The authors introduce ARB-LLM, an innovative 1-bit post-training quantization (PTQ) technique specifically designed for LLMs. The core component is the Alternating Refined Binarization (ARB) algorithm, which iteratively updates binarization parameters to minimize quantization errors. Notably, the algorithm ensures a more accurate representation of the original full-precision weights by addressing distribution shifts.

To further enhance the performance, the paper extends ARB into two variants: ARB-X and ARB-RC. These models incorporate calibration data and account for row and column deviations in the weight matrix. The introduction of a column-group bitmap (CGB) for refining weight partitioning elevates binarization outcomes, leading to ARB-LLM and ARB-XRCRLLM models.

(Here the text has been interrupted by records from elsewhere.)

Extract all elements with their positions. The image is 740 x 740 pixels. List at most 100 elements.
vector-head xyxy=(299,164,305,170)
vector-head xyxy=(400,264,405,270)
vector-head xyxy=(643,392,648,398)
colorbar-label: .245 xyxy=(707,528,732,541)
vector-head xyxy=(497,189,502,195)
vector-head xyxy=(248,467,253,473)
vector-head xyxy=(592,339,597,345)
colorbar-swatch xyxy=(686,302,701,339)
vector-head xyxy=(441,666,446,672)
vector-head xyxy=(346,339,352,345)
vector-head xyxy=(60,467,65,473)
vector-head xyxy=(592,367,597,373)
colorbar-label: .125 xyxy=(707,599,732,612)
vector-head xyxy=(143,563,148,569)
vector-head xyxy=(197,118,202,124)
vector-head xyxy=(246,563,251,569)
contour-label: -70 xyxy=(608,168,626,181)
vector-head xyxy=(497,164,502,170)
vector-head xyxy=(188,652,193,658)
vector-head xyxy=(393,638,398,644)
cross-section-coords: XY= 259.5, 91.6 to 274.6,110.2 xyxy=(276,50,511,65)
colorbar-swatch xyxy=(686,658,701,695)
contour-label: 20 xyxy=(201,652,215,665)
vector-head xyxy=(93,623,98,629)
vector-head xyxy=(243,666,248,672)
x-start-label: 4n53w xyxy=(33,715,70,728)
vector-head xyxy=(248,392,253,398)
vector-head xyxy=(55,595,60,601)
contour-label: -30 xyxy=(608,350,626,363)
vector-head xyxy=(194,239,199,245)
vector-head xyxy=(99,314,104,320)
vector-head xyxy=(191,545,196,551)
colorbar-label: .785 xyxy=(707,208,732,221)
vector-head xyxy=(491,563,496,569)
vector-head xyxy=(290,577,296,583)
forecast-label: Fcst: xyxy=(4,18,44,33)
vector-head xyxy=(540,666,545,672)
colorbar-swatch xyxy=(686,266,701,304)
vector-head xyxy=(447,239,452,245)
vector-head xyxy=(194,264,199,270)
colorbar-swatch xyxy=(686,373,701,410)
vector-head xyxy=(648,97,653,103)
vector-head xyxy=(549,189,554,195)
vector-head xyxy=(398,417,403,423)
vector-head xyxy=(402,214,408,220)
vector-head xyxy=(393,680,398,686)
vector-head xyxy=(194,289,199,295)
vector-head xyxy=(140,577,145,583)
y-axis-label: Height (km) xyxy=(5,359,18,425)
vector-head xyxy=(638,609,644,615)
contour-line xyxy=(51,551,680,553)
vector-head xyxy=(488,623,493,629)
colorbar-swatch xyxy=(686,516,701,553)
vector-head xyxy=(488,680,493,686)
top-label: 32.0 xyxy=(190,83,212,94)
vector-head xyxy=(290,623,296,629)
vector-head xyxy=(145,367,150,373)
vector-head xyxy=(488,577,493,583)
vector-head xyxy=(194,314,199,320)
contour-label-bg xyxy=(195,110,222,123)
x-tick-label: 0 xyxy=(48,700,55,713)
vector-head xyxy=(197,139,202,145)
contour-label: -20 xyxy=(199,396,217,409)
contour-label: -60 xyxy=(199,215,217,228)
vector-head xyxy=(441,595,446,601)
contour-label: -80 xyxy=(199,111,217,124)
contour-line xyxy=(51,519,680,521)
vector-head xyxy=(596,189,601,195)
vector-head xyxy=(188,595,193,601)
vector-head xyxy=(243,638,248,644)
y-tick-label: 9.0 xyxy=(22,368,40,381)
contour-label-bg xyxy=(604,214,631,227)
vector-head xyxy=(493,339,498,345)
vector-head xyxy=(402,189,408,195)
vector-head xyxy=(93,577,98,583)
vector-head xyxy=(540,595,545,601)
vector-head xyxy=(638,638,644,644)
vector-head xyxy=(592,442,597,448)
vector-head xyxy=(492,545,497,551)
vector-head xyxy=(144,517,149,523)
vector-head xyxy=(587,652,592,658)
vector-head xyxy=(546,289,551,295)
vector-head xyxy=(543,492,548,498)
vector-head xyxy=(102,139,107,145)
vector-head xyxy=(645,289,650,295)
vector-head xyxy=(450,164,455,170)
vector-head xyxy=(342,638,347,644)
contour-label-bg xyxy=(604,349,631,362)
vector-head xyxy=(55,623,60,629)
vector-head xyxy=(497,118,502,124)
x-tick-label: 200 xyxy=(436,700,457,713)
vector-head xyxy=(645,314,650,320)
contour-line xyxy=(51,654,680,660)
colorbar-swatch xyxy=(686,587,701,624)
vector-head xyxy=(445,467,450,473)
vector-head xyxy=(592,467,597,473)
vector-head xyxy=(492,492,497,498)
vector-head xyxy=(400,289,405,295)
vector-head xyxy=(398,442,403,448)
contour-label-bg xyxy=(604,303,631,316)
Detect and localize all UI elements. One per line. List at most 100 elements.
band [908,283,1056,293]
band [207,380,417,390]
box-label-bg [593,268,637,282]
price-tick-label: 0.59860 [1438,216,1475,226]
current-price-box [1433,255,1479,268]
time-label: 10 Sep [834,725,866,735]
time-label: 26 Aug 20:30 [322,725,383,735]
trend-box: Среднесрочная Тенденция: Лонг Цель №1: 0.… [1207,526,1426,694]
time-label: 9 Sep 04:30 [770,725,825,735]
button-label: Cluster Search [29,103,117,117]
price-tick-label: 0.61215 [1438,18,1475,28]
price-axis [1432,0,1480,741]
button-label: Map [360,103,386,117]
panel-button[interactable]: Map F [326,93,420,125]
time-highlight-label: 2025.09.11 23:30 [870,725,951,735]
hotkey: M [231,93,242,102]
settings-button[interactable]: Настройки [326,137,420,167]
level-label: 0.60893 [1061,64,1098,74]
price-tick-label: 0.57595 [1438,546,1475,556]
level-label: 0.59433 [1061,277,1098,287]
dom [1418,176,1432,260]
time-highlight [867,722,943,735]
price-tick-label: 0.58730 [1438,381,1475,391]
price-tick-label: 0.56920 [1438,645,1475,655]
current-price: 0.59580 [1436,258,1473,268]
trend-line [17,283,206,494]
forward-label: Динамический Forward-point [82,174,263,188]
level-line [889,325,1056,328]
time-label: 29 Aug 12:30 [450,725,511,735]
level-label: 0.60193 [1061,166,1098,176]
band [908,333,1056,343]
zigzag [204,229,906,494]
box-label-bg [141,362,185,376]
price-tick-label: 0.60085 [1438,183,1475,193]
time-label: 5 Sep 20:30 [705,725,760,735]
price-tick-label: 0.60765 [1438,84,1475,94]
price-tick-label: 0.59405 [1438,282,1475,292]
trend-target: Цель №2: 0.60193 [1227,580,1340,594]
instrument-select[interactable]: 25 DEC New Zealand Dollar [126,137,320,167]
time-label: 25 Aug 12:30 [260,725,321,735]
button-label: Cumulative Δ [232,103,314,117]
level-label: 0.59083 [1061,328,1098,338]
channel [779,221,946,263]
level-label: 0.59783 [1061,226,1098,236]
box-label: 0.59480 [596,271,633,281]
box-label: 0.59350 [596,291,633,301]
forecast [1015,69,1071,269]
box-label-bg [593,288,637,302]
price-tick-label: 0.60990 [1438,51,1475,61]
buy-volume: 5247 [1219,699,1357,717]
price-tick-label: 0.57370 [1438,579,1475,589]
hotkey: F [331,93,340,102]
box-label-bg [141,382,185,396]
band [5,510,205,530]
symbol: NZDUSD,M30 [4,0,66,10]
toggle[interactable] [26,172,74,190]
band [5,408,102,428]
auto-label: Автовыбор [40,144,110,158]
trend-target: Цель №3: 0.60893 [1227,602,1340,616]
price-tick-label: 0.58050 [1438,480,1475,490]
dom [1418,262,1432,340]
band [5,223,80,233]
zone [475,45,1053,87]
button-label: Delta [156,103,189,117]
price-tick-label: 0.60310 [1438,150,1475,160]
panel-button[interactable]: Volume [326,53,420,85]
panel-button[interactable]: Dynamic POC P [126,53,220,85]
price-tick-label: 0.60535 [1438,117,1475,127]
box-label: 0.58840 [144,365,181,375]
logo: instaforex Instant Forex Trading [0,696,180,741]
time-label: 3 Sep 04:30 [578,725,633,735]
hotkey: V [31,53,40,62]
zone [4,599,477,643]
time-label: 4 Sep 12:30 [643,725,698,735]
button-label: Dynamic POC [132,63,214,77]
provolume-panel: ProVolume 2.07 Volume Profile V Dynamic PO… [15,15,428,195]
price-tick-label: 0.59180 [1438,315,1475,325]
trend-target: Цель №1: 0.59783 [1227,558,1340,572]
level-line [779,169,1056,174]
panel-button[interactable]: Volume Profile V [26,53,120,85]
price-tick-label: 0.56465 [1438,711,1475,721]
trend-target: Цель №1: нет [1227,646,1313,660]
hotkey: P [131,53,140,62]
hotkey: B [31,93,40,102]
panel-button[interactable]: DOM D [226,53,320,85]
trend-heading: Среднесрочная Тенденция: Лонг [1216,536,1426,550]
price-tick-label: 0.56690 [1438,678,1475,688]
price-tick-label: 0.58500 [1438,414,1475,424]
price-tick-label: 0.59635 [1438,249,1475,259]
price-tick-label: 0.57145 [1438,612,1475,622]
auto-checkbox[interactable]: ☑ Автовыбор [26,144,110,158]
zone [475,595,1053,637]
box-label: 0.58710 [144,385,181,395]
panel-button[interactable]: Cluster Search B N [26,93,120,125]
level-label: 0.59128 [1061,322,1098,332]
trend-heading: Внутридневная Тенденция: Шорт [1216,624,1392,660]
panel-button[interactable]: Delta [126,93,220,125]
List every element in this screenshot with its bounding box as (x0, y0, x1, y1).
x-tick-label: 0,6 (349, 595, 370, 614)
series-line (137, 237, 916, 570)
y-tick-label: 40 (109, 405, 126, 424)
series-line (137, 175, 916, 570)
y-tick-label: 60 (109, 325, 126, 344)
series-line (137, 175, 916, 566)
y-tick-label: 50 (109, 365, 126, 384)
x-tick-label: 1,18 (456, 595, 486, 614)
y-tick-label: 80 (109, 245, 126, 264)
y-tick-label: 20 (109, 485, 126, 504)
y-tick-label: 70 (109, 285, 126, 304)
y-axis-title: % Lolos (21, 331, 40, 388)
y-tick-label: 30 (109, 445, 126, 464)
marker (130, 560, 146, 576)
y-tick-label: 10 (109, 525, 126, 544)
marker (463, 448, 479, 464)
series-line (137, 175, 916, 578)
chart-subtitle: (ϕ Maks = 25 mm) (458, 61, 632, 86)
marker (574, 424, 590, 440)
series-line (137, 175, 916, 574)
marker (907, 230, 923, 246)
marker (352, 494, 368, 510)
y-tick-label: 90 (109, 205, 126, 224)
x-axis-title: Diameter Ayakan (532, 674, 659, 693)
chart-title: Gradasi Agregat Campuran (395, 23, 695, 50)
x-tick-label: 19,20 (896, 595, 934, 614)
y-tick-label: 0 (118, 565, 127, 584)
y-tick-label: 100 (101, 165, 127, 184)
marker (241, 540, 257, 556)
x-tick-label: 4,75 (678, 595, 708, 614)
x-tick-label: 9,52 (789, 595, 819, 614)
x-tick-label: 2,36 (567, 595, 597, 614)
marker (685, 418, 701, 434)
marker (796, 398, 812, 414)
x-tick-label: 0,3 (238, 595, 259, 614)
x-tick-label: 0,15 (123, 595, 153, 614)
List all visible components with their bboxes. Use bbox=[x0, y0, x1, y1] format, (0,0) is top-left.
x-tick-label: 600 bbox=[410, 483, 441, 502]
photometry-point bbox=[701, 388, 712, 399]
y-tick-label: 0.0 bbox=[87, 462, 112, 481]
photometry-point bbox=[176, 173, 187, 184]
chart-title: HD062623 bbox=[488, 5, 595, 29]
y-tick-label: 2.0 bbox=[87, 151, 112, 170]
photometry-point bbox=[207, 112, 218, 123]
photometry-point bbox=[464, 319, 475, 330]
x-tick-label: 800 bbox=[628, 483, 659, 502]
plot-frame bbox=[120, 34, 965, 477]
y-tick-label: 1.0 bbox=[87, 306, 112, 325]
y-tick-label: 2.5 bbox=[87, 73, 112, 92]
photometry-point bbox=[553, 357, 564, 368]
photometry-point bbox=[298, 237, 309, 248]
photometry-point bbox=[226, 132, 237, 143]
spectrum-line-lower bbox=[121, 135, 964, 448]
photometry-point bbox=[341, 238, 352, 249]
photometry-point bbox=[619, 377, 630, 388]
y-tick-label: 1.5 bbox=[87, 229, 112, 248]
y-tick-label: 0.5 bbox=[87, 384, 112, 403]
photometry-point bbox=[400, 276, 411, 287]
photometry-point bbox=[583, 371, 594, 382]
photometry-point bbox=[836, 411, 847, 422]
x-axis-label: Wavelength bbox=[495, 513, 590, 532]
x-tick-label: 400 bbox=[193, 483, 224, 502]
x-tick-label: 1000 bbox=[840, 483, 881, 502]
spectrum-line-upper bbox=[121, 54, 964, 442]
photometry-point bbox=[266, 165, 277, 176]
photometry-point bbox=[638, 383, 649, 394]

Numerical Results and Contributions

Experimentation demonstrates that ARB-LLM outperforms state-of-the-art (SOTA) methods in binarization, even surpassing FP16 models of equivalent size. The paper provides rigorous theoretical analysis supporting the reduction in quantization error through iterative updates. Furthermore, ARB-LLM emerges as the first binary PTQ method to exceed FP16 models on zero-shot question answering datasets in terms of accuracy.

Key contributions of this work include:

• Algorithmic Innovation: ARB, ARB-X, and ARB-RC significantly enhance binarization precision by progressively aligning with full-precision weight distributions.
• Efficiency and Scalability: The implementation effectively lowers computational costs and memory usage, essential for deploying LLMs in mobile and edge devices.
• Advanced Extensions: Tailored solutions for leveraging calibration data and accommodating weight distribution peculiarities lead to substantial performance gains.

Implications and Future Directions

The implications of ARB-LLM on the practical deployment of LLMs are profound. By advancing weight binarization techniques, this method opens up pathways for broadening the reach of complex models into less powerful hardware environments, facilitating wider application in real-time scenarios.

Theoretically, this paper sets a precedent for addressing weight distribution alignment, suggesting potential future explorations into refining quantization approaches further. Upcoming research might focus on extending these techniques to other neural architectures or adapting them to integrate seamlessly with dynamic learning tasks.

Conclusively, ARB-LLM represents a significant methodological advancement in LLM quantization, laying groundwork for both theoretical innovations and practical applications in artificial intelligence.